The Curious Case of the Human Context Window
AI is in a weird spot right now.
It’s really good, and able to do a LOT. But frankly, it’s not quite perfect. Even the really good foundational models run up against clear and hard limitations.
In some cases, it’s obvious that those models can be fine tuned further for much greater performance. On other tasks, the data simply doesn’t exist yet, and may not for some time.
So where does that leave us, as humans? We are stuck in the middle between our tasks we need to do, and intelligent machines that can only understand bite-sized chunks of context at a time.
For instance, with GPT-4, the standard available context windows are roughly 4k tokens, 8k tokens, and 32k tokens. The approximate number of words in these cases are 3k words, 12,000 words, and 24,000 words. Most people do not have access to the 32k context window.
These numbers might seem like enough for most tasks, and frankly it is. But the reality is there’s a ton of larger-scale tasks that could also be completely done by these models, if only they had a larger context window.
As a result, we’re stuck thinking of bite-size tasks of our larger task, and feeding these smaller tasks in to the model while synthesizing its responses to our bigger job.
However, in these cases, we ourselves are not doing very human work aside from evaluating the quality of the model’s responses. The reality is that we are acting as a biological higher-order context window, plugging pieces together in a larger puzzle.
I don’t think this situation will hold for long, as it’s one of the top complaint amongst AI power users. But I suspect it will change soon.
For instance, let’s take the example of migrating a codebase to an entirely new language / framework. This is something that could take many months for a standard application or company.
AI generally makes this faster. For instance, you can go through your codebase file by file, and effectively migrate the entire file, so long as it isn’t more than a few hundred lines, and the model itself is strongly familiar with both languages.
There are other instances where you can migrate or restructure an entire database. But at the moment, you can only do this for very small schemas, and it’s vital that you can explain the importance of the data. Ideally, you’ll have already set up foreign key structures so that when you dump your schema, GPT can innately understand the relations.

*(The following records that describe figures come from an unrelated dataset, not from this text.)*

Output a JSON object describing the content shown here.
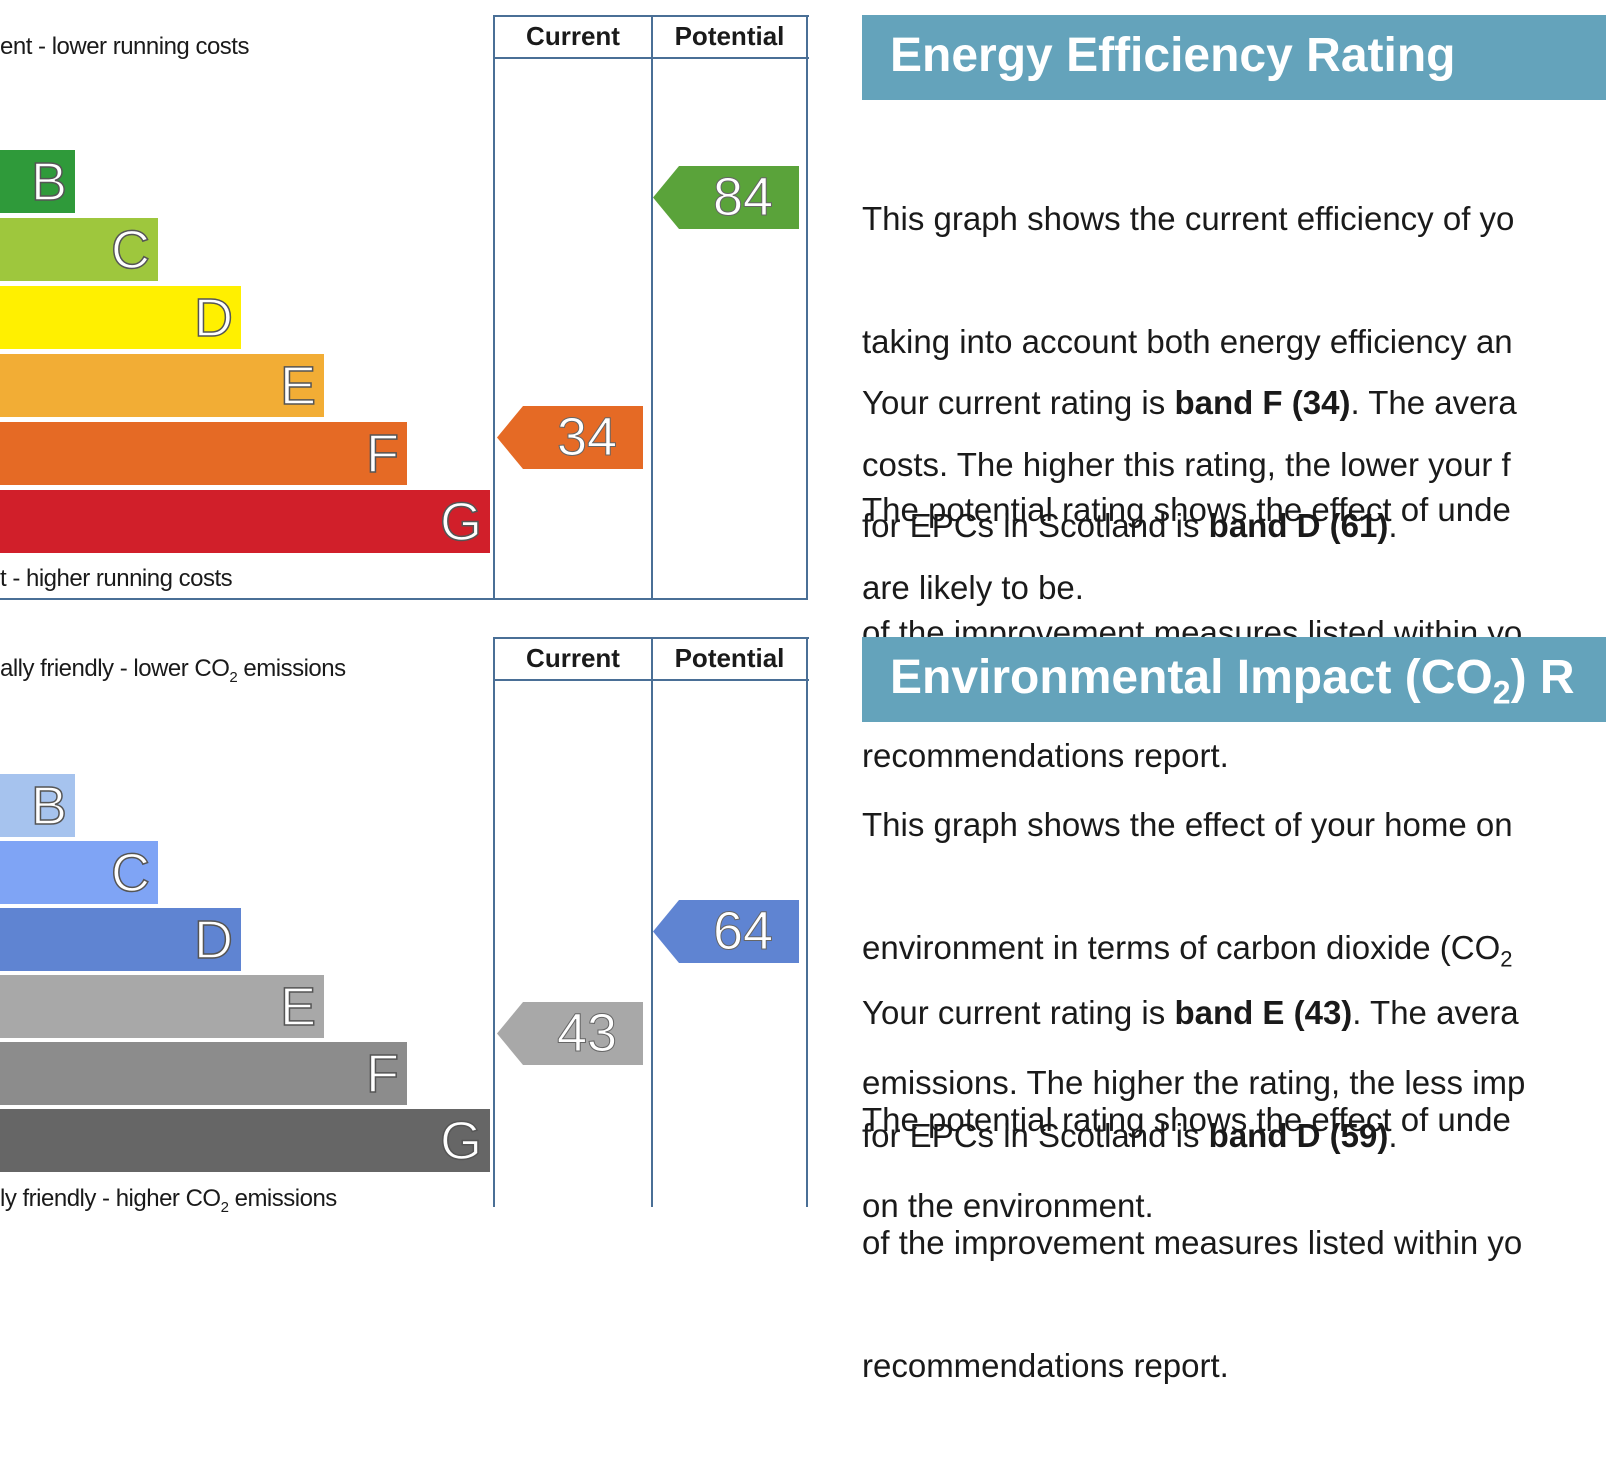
{
  "energy": {
    "column_current": "Current",
    "column_potential": "Potential",
    "top_caption": "ent - lower running costs",
    "bottom_caption": "t - higher running costs",
    "bands": [
      {
        "letter": "B",
        "color": "#2f9a3a"
      },
      {
        "letter": "C",
        "color": "#9ec73d"
      },
      {
        "letter": "D",
        "color": "#fff000"
      },
      {
        "letter": "E",
        "color": "#f2ad35"
      },
      {
        "letter": "F",
        "color": "#e56a25"
      },
      {
        "letter": "G",
        "color": "#d11f2a"
      }
    ],
    "current_value": "34",
    "current_color": "#e56a25",
    "potential_value": "84",
    "potential_color": "#5aa33a",
    "title": "Energy Efficiency Rating",
    "para1": [
      "This graph shows the current efficiency of yo",
      "taking into account both energy efficiency an",
      "costs. The higher this rating, the lower your f",
      "are likely to be."
    ],
    "para2_line1_a": "Your current rating is ",
    "para2_line1_b": "band F (34)",
    "para2_line1_c": ". The avera",
    "para2_line2_a": "for EPCs in Scotland is ",
    "para2_line2_b": "band D (61)",
    "para2_line2_c": ".",
    "para3": [
      "The potential rating shows the effect of unde",
      "of the improvement measures listed within yo",
      "recommendations report."
    ]
  },
  "environment": {
    "column_current": "Current",
    "column_potential": "Potential",
    "top_caption_a": "ally friendly - lower CO",
    "top_caption_sub": "2",
    "top_caption_b": " emissions",
    "bottom_caption_a": "ly friendly - higher CO",
    "bottom_caption_sub": "2",
    "bottom_caption_b": " emissions",
    "bands": [
      {
        "letter": "B",
        "color": "#a6c3ee"
      },
      {
        "letter": "C",
        "color": "#7fa4f5"
      },
      {
        "letter": "D",
        "color": "#5f84d2"
      },
      {
        "letter": "E",
        "color": "#a8a8a8"
      },
      {
        "letter": "F",
        "color": "#8c8c8c"
      },
      {
        "letter": "G",
        "color": "#666666"
      }
    ],
    "current_value": "43",
    "current_color": "#a8a8a8",
    "potential_value": "64",
    "potential_color": "#5f84d2",
    "title_a": "Environmental Impact (CO",
    "title_sub": "2",
    "title_b": ") R",
    "para1_line1": "This graph shows the effect of your home on",
    "para1_line2_a": "environment in terms of carbon dioxide (CO",
    "para1_line2_sub": "2",
    "para1_line3": "emissions. The higher the rating, the less imp",
    "para1_line4": "on the environment.",
    "para2_line1_a": "Your current rating is ",
    "para2_line1_b": "band E (43)",
    "para2_line1_c": ". The avera",
    "para2_line2_a": "for EPCs in Scotland is ",
    "para2_line2_b": "band D (59)",
    "para2_line2_c": ".",
    "para3": [
      "The potential rating shows the effect of unde",
      "of the improvement measures listed within yo",
      "recommendations report."
    ]
  }
}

However, we again hit this limit where context windows are an extreme limiting factor for how much can be done at once while the human acts as an auxiliary RAM module for the models..
There have been some attempts to work around this. For instance the gpt-migrate project leverages prompts with subprompts for the user to go into more and more specific levels of detail for what they want to happen during a migration. They also suggest using a GPT-4 with 32k context window (which, again, very few people have access to).
The migrate tool itself will make multiple context-window-sized calls to GPT-4 to fill out the entire migration. The issue is that even with 32k tokens, important details get lost across calls.
For instance, remembering how a library gets used, or what its correct method names are will get forgotten. Essentially, only a very large context window will be able to take everything into “consideration” and act appropriately.
There are likely methods to hack the existing windows; For instance - making them into agents and having them organize code file by file using additional API calls with entire context windows of their own (similar to us in the way we use these tools). But even this will have its limits in the highest-level context window.
Large Language Models like GPT aren’t the only place we see this happening. For instance, the workflow for creating AI videos recently involved generating an image from MidJourney, and then uploading it to RunwayML. Then that image would become animated into a 4-second clip. The human would extend this clip by taking the last frame of the 4-second clip, and then re-uploading it back into RunwayML to get 4 more seconds out of it.
This only recently became a built-in feature, but it’s the type of thing that is becoming ubiquitous: AI becoming a core aspect of an entire workflow, while humans have to engineer their way around its limitations.
This moment is a little awkward for people – we’re in a phase just after we’ve figured out that AI can be used for so many difficult cognitive tasks, but just before the phase where we have wide access to models with an ability to remember and consider everything at or beyond a human level. Essentially, with GPT-4 we have an incredible intelligence that can only work in very short sprints.
It’s also worth remembering that humans adapt incredibly quickly. We call it the “hedonic treadmill”. We get used to incredibly luxurious things very quickly, to a point it no longer amazes us or shocks us, and we start to expect more or get bored. One could almost say we were built for this exact moment of exponential technological progress.
But very soon, I’m sure many will have access to models with 128k+ token context windows, with intelligences even greater than GPT-4.
At that point, we’ll really be off to the races with task automation and the sheer pace of scientific progress.